À chaque rassemblement de l’équipe nationale, la même polémique refait surface : la composition du onze de départ se retrouve dans les médias avant le coup d’envoi.
Un phénomène qui alimente les spéculations et pousse certains à désigner des coupables, souvent sans la moindre preuve.
Pourtant, ce problème ne date pas d’aujourd’hui. Sous l’ère de Djamel Belmadi, alors que le staff technique, administratif, médical et médiatique était différent de celui en place actuellement, plusieurs compositions d’équipe avaient déjà fuité avant les rencontres.
Malgré le contrôle strict qu’il exerçait sur le fonctionnement de la sélection, Djamel Belmadi avait lui-même dénoncé ces fuites à plusieurs reprises. Il avait même lancé une enquête interne afin d’identifier leur origine, au point de soupçonner certaines personnes de son entourage. Mais, faute de preuves concrètes, le véritable responsable n’a jamais été identifié.

La réalité est que de nombreuses personnes ont accès à la composition avant un match : le sélectionneur et son staff, les joueurs, les membres de la cellule de communication, ainsi que plusieurs responsables et accompagnateurs de la délégation. Dans ces conditions, il est impossible d’accuser une personne en particulier sans disposer d’éléments irréfutables.
Le responsable peut être un membre du staff administratif, un joueur partageant l’information avec un journaliste de confiance, ou encore toute autre personne autorisée à connaître la composition. Toutes ces hypothèses restent néanmoins de simples suppositions tant qu’elles ne sont pas étayées par des preuves.

Il ne fait aucun doute que la divulgation d’une composition d’équipe avant un match constitue un manque de professionnalisme et une véritable trahison de la confidentialité. Ce type de comportement crée des tensions au sein du groupe et expose des personnes innocentes à des accusations injustifiées.

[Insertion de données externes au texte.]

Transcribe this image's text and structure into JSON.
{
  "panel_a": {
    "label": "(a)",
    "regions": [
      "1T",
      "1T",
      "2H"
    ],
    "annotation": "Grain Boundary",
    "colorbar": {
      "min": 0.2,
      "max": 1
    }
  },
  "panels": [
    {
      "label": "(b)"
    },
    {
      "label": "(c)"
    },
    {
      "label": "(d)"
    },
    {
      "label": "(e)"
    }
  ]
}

En revanche, il serait erroné de faire de ces fuites l’explication des contre-performances de l’équipe nationale ou des choix tactiques parfois contestés du sélectionneur. Il s’agit de deux problématiques distinctes qui doivent être analysées séparément.
Une fuite peut parfois être orchestrée de manière à semer le doute et à faire peser les soupçons sur l’ensemble du groupe, rendant l’identification du véritable auteur encore plus difficile. C’est pourquoi la prudence s’impose : tant qu’aucune preuve n’est apportée, accuser une personne relève davantage de la spéculation que de la réalité.
Un principe que Djamel Belmadi avait lui-même rappelé à plusieurs reprises lorsqu’il évoquait ce dossier, qui demeure, à ce jour, sans véritable réponse.